Agora, extraída do medo, arrastou lentamente o guarda-roupa, a fim de desvendar o que era aquilo. Humilde, sabia que podia estar enlouquecendo. Carregava aquela hipótese consigo. O móvel velho pesava bastante, por isso usou de toda a sua força para arrastá-lo, e foi assim que conseguiu. Baratas e formigas saíam desesperadas do pequeno claustro. O chão, assim como a parede, estava demasiado imundo, porém não fora aquilo que a chamara atenção, e sim uma assombração. Uma menina de costas, de joelhos e choramingando. Logo em seguida sumiu. Janete pulou para trás, nervosa.

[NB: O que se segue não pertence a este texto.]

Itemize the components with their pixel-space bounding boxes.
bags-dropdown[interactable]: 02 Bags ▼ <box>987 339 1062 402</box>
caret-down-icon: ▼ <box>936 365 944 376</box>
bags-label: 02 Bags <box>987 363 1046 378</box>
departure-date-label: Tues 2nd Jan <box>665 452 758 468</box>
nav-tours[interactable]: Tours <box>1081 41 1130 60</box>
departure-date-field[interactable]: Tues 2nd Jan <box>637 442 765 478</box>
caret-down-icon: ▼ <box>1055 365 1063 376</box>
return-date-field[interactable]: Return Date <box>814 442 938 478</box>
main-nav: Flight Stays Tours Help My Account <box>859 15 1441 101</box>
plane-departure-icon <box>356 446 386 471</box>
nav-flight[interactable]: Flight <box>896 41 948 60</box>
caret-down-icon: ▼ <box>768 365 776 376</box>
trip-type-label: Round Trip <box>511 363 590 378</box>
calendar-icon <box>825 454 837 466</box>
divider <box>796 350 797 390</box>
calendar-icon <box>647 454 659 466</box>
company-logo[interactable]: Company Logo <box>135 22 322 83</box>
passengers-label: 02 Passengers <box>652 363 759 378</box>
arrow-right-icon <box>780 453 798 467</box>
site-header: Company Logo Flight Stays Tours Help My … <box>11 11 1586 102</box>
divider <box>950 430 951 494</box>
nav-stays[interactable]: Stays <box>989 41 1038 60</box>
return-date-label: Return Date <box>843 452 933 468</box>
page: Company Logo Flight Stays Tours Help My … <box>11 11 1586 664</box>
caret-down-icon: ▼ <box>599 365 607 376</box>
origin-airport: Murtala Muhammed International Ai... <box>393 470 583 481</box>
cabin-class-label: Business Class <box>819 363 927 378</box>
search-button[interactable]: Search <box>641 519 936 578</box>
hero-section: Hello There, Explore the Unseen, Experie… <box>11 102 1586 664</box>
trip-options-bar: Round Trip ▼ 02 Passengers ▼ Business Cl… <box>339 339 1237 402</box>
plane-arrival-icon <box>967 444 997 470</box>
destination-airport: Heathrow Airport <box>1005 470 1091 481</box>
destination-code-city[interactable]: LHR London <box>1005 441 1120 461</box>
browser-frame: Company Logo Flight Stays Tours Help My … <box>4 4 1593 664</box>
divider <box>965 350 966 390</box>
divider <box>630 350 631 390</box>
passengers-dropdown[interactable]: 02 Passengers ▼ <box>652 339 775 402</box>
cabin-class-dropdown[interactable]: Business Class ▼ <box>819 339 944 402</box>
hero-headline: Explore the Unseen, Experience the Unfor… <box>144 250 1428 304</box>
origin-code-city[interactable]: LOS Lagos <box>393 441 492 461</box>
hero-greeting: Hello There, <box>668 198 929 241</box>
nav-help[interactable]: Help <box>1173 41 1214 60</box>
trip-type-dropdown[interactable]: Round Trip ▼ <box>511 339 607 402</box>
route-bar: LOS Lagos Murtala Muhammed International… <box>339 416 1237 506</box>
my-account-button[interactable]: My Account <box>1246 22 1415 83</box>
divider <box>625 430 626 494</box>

Se pôs de joelhos e começou a rezar. Quando o pânico deu lugar à calmaria, foi até o guarda-roupas de novo e achou um pequeno caderno, velho e sujo, jogado, talvez, propositalmente ali. Janete o pegou, limpou-o com as mãos, e leu, no prefácio: Diário de Fátima.

"É o diario da menina que morou aqui", balbuciou Janete. O que será que a garota escrevia nele? Ficou supercuriosa, mas pensou no mal que podia lhe trazer lendo o diário de um morto. O que faço meu Deus? Decidiu guardar embaixo do colchão para depois tomar uma decisão e, depois de muito insistir, acabou dormindo.